Composition of the compensation of the statutory and non-statutory executive boards

Statutory executive board Non-statutory executive board
 (i) 12 fixed monthly fees, equivalent to partners' compensation; (ii) direct benefits, including health plan, periodic medical check-up, life insurance and private pension plan; and (iii) variable compensation of the Statutory Executive Board comprising an annual bonus based on results.    (i) 13 fixed monthly fees; (ii) direct benefits, including health plan, periodic medical check-up, life insurance and private pension plan; and (iii) variable compensation of the Statutory Executive Board comprising an annual bonus based on results.  

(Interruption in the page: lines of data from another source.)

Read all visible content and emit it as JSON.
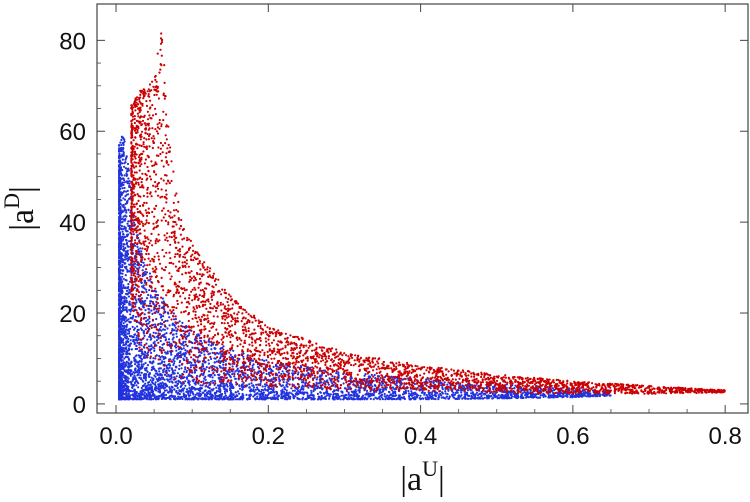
{
  "chart_data": {
    "type": "scatter",
    "title": "",
    "xlabel": {
      "base": "|a",
      "sup": "U",
      "close": "|"
    },
    "ylabel": {
      "base": "|a",
      "sup": "D",
      "close": "|"
    },
    "xlim": [
      -0.025,
      0.83
    ],
    "ylim": [
      -2,
      88
    ],
    "x_ticks": [
      "0.0",
      "0.2",
      "0.4",
      "0.6",
      "0.8"
    ],
    "y_ticks": [
      "0",
      "20",
      "40",
      "60",
      "80"
    ],
    "grid": false,
    "legend": "none",
    "series": [
      {
        "color": "#2233dd",
        "band_low": [
          [
            0.004,
            1.0
          ],
          [
            0.02,
            1.0
          ],
          [
            0.05,
            1.0
          ],
          [
            0.1,
            1.0
          ],
          [
            0.2,
            1.0
          ],
          [
            0.3,
            1.0
          ],
          [
            0.4,
            1.0
          ],
          [
            0.5,
            1.2
          ],
          [
            0.6,
            1.5
          ],
          [
            0.65,
            1.8
          ]
        ],
        "band_high": [
          [
            0.004,
            57
          ],
          [
            0.01,
            60
          ],
          [
            0.02,
            48
          ],
          [
            0.03,
            36
          ],
          [
            0.05,
            26
          ],
          [
            0.08,
            19
          ],
          [
            0.1,
            16
          ],
          [
            0.15,
            12
          ],
          [
            0.2,
            9.5
          ],
          [
            0.3,
            7
          ],
          [
            0.4,
            5.5
          ],
          [
            0.5,
            4.5
          ],
          [
            0.6,
            3.5
          ],
          [
            0.65,
            3.0
          ]
        ]
      },
      {
        "color": "#cc0000",
        "band_low": [
          [
            0.02,
            22
          ],
          [
            0.03,
            12
          ],
          [
            0.05,
            8
          ],
          [
            0.08,
            5
          ],
          [
            0.1,
            4.5
          ],
          [
            0.15,
            4
          ],
          [
            0.2,
            3.5
          ],
          [
            0.3,
            3
          ],
          [
            0.4,
            2.8
          ],
          [
            0.5,
            2.5
          ],
          [
            0.6,
            2.2
          ],
          [
            0.7,
            2.2
          ],
          [
            0.8,
            2.5
          ]
        ],
        "band_high": [
          [
            0.02,
            66
          ],
          [
            0.03,
            69
          ],
          [
            0.04,
            70
          ],
          [
            0.05,
            72
          ],
          [
            0.06,
            83
          ],
          [
            0.07,
            58
          ],
          [
            0.08,
            46
          ],
          [
            0.1,
            35
          ],
          [
            0.15,
            24
          ],
          [
            0.2,
            17
          ],
          [
            0.3,
            11.5
          ],
          [
            0.4,
            8.5
          ],
          [
            0.5,
            6.5
          ],
          [
            0.6,
            5
          ],
          [
            0.7,
            4
          ],
          [
            0.8,
            3
          ]
        ]
      }
    ]
  }
}
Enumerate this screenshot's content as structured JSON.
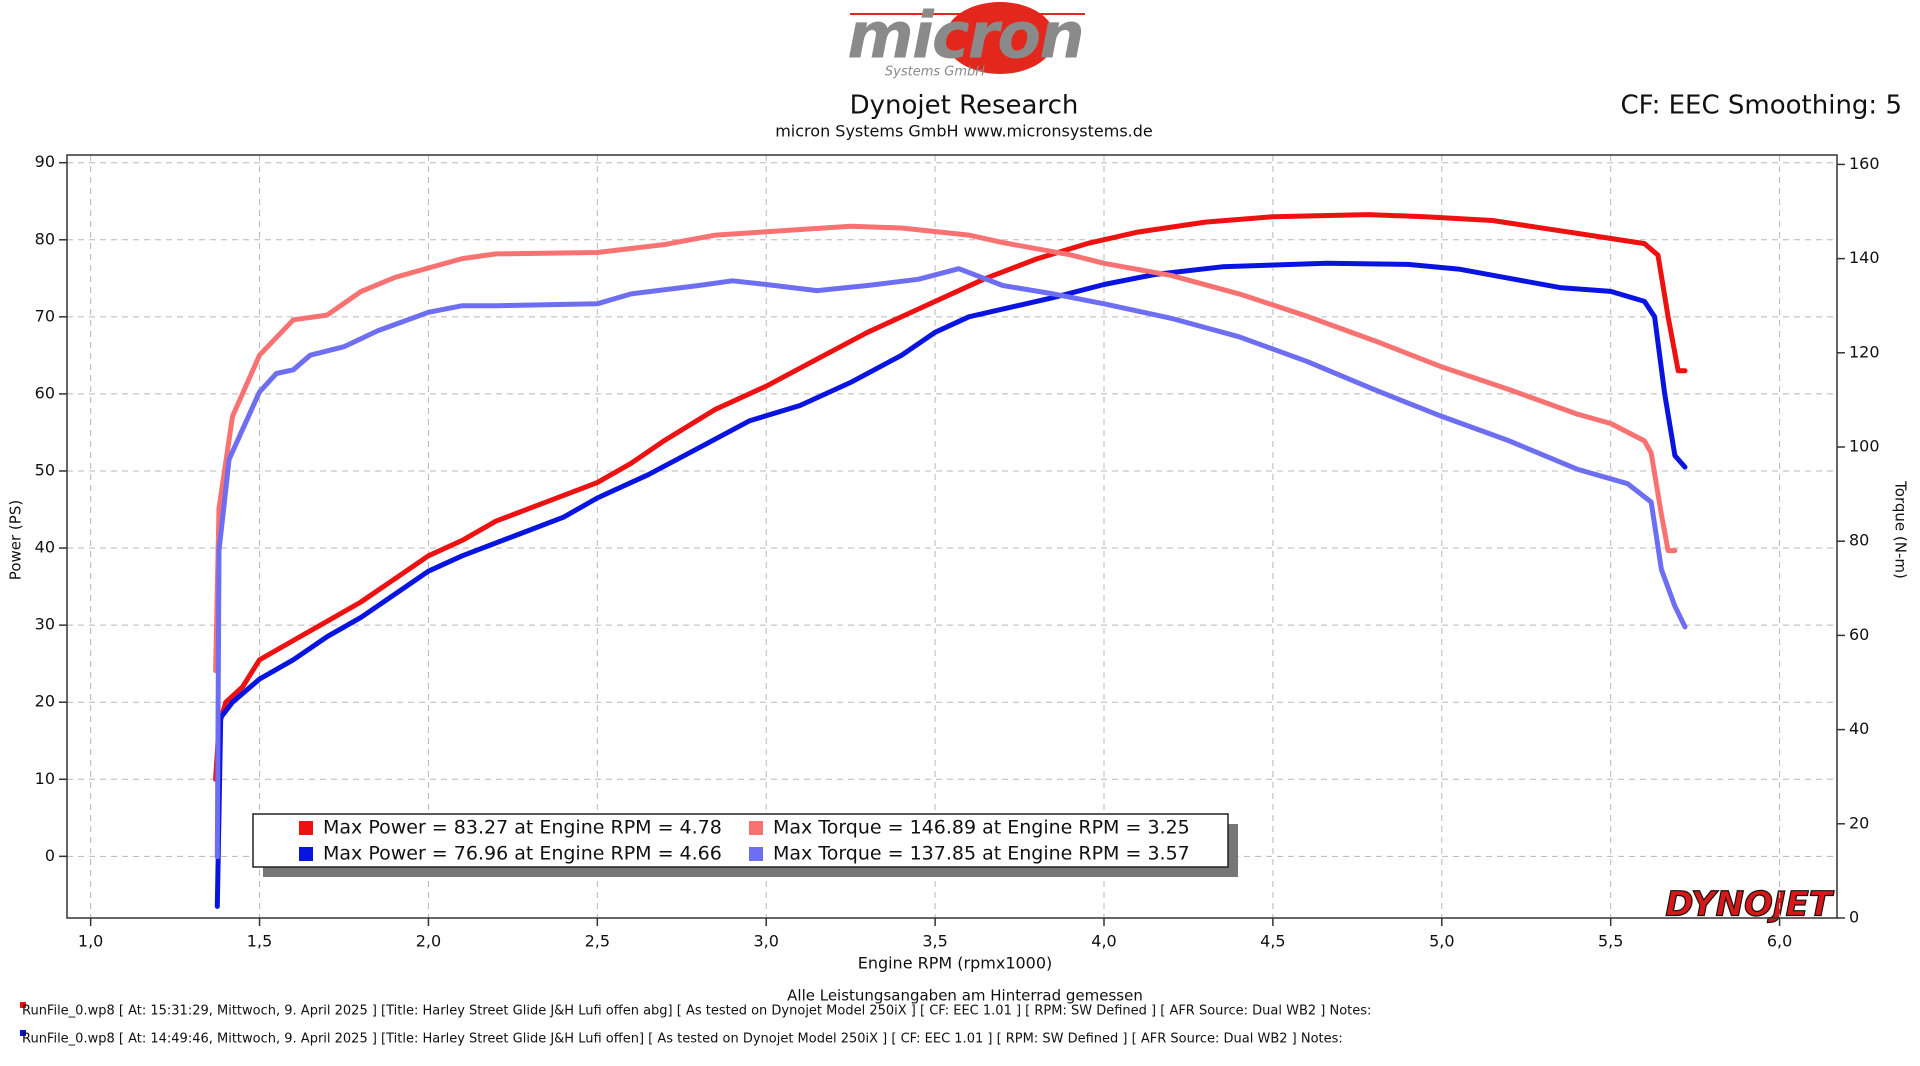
{
  "logo": {
    "name": "micron",
    "tagline": "Systems GmbH"
  },
  "chart_data": {
    "type": "line",
    "title": "Dynojet Research",
    "subtitle": "micron Systems GmbH  www.micronsystems.de",
    "corner_note": "CF: EEC Smoothing: 5",
    "x_label": "Engine RPM (rpmx1000)",
    "y_label": "Power (PS)",
    "y2_label": "Torque (N-m)",
    "footnote": "Alle Leistungsangaben am Hinterrad gemessen",
    "watermark": "DYNOJET",
    "grid": true,
    "xlim": [
      0.93,
      6.17
    ],
    "xticks": [
      {
        "value": 1.0,
        "label": "1,0"
      },
      {
        "value": 1.5,
        "label": "1,5"
      },
      {
        "value": 2.0,
        "label": "2,0"
      },
      {
        "value": 2.5,
        "label": "2,5"
      },
      {
        "value": 3.0,
        "label": "3,0"
      },
      {
        "value": 3.5,
        "label": "3,5"
      },
      {
        "value": 4.0,
        "label": "4,0"
      },
      {
        "value": 4.5,
        "label": "4,5"
      },
      {
        "value": 5.0,
        "label": "5,0"
      },
      {
        "value": 5.5,
        "label": "5,5"
      },
      {
        "value": 6.0,
        "label": "6,0"
      }
    ],
    "ylim": [
      -8,
      91
    ],
    "yticks": [
      0,
      10,
      20,
      30,
      40,
      50,
      60,
      70,
      80,
      90
    ],
    "y2lim": [
      0,
      162
    ],
    "y2ticks": [
      0,
      20,
      40,
      60,
      80,
      100,
      120,
      140,
      160
    ],
    "series": [
      {
        "name": "Max Power = 83.27 at Engine RPM = 4.78",
        "color": "#ee1111",
        "axis": "y",
        "x": [
          1.37,
          1.38,
          1.4,
          1.45,
          1.5,
          1.6,
          1.7,
          1.8,
          1.9,
          2.0,
          2.1,
          2.2,
          2.35,
          2.5,
          2.6,
          2.7,
          2.85,
          3.0,
          3.15,
          3.3,
          3.45,
          3.55,
          3.65,
          3.8,
          3.95,
          4.1,
          4.3,
          4.5,
          4.78,
          4.95,
          5.15,
          5.3,
          5.45,
          5.6,
          5.64,
          5.67,
          5.7,
          5.72
        ],
        "values": [
          10,
          17,
          20,
          22,
          25.5,
          28,
          30.5,
          33,
          36,
          39,
          41,
          43.5,
          46,
          48.5,
          51,
          54,
          58,
          61,
          64.5,
          68,
          71,
          73,
          75,
          77.5,
          79.5,
          81,
          82.3,
          83,
          83.27,
          83,
          82.5,
          81.5,
          80.5,
          79.5,
          78,
          70,
          63,
          63
        ]
      },
      {
        "name": "Max Power = 76.96 at Engine RPM = 4.66",
        "color": "#0a14e0",
        "axis": "y",
        "x": [
          1.375,
          1.385,
          1.42,
          1.5,
          1.6,
          1.7,
          1.8,
          1.9,
          2.0,
          2.1,
          2.25,
          2.4,
          2.5,
          2.65,
          2.8,
          2.95,
          3.1,
          3.25,
          3.4,
          3.5,
          3.6,
          3.7,
          3.85,
          4.0,
          4.15,
          4.35,
          4.66,
          4.9,
          5.05,
          5.2,
          5.35,
          5.5,
          5.6,
          5.63,
          5.66,
          5.69,
          5.72
        ],
        "values": [
          -6.5,
          18,
          20,
          23,
          25.5,
          28.5,
          31,
          34,
          37,
          39,
          41.5,
          44,
          46.5,
          49.5,
          53,
          56.5,
          58.5,
          61.5,
          65,
          68,
          70,
          71,
          72.5,
          74.2,
          75.5,
          76.5,
          76.96,
          76.8,
          76.2,
          75,
          73.8,
          73.3,
          72,
          70,
          60,
          52,
          50.5
        ]
      },
      {
        "name": "Max Torque = 146.89 at Engine RPM = 3.25",
        "color": "#f87272",
        "axis": "y2",
        "x": [
          1.37,
          1.38,
          1.42,
          1.5,
          1.6,
          1.7,
          1.8,
          1.9,
          2.0,
          2.1,
          2.2,
          2.5,
          2.7,
          2.85,
          3.0,
          3.25,
          3.4,
          3.6,
          3.7,
          3.9,
          4.0,
          4.2,
          4.4,
          4.6,
          4.8,
          5.0,
          5.2,
          5.4,
          5.5,
          5.6,
          5.62,
          5.65,
          5.67,
          5.69
        ],
        "values": [
          52.5,
          87,
          106.5,
          119.5,
          127,
          128,
          133,
          136,
          138,
          140,
          141,
          141.3,
          143,
          145,
          145.7,
          146.89,
          146.5,
          145,
          143.4,
          140.8,
          139,
          136.4,
          132.5,
          127.8,
          122.6,
          117,
          112.2,
          107,
          105,
          101.3,
          98.7,
          85.7,
          78,
          78
        ]
      },
      {
        "name": "Max Torque = 137.85 at Engine RPM = 3.57",
        "color": "#6e6ef2",
        "axis": "y2",
        "x": [
          1.375,
          1.38,
          1.41,
          1.5,
          1.55,
          1.6,
          1.65,
          1.75,
          1.85,
          1.9,
          2.0,
          2.1,
          2.2,
          2.5,
          2.6,
          2.8,
          2.9,
          3.0,
          3.15,
          3.3,
          3.45,
          3.57,
          3.7,
          3.85,
          4.0,
          4.2,
          4.4,
          4.6,
          4.8,
          5.0,
          5.2,
          5.4,
          5.55,
          5.62,
          5.65,
          5.69,
          5.72
        ],
        "values": [
          13,
          78,
          97.4,
          111.7,
          115.6,
          116.4,
          119.5,
          121.3,
          124.7,
          126,
          128.6,
          130,
          130,
          130.4,
          132.5,
          134.3,
          135.3,
          134.5,
          133.2,
          134.3,
          135.6,
          137.85,
          134.3,
          132.5,
          130.4,
          127.3,
          123.4,
          118.2,
          112.2,
          106.5,
          101.3,
          95.3,
          92.2,
          88.3,
          74,
          66.2,
          61.8
        ]
      }
    ]
  },
  "run_files": [
    {
      "color": "#ee1111",
      "text": "RunFile_0.wp8 [ At: 15:31:29, Mittwoch, 9. April 2025 ] [Title: Harley Street Glide J&H Lufi offen abg]  [ As tested on Dynojet Model 250iX ] [ CF: EEC 1.01 ] [ RPM: SW Defined ] [ AFR Source: Dual WB2 ] Notes:"
    },
    {
      "color": "#0a14e0",
      "text": "RunFile_0.wp8 [ At: 14:49:46, Mittwoch, 9. April 2025 ] [Title: Harley Street Glide J&H Lufi offen]  [ As tested on Dynojet Model 250iX ] [ CF: EEC 1.01 ] [ RPM: SW Defined ] [ AFR Source: Dual WB2 ] Notes:"
    }
  ]
}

Based on a systematic and disciplined assessment methodology to promote improvements in the effectiveness of governance processes, risk management and controls, the internal audit area contributes to the achievement of MRS objectives. The area is also responsible for Compliance activities, which seek to ensure that policies and standards are in place to mitigate the risks of practices in non-compliance with legislation, in addition to strengthening and disseminating an ethical and transparent culture in business. Its duties also include the management of the Organizational Guideline for Approval Authorizations and, as of 2023, the second line through Risk Management.

Providing legal advice to all MRS areas, including the Board of Directors and Executive Boards, in negotiations with third parties, is one of the main activities of the General Legal Management. Its duties also include providing advice on legal provisions, diagnosing potential legal risks, pointing out impacts for MRS and mitigation alternatives, when applicable.

Practices and policies

Aiming to increase the transparency of its operations, as well as to provide guidelines for the adoption of good sustainability practices with the different stakeholders, MRS has several policies and documents:

  • Internal Regulations of the Executive Board
  • Policy for Allocation of Earnings
  • Securities Trading Policy
  • Risk Management Policy
  • Sustainability Report
  • Policy for Contracting Additional Audit Services
  • Manual for Attendance in Shareholders’ Meetings
  • Onboarding Program for Members of the Board of Directors
  • Sponsorship, Partnership and Donation Policy
  • Policy for Related Party Transactions
  • Conflict of Interest Policy
  • Policy for Disclosure of Material Act or Fact
  • Gifts and Giveaways Policy:
  • Policy for Relations with Government and Anti-Corruption
  • Code of Ethical Conduct

For 2023, seeking the ongoing enhancement of Governance, the Corporate Sustainability Policy and the Sustainable Procurement Policy are under discussion. Representatives of the Shareholders and the Company’s main interface areas are involved in this work.

Documents are available at MRS Investor Relations website.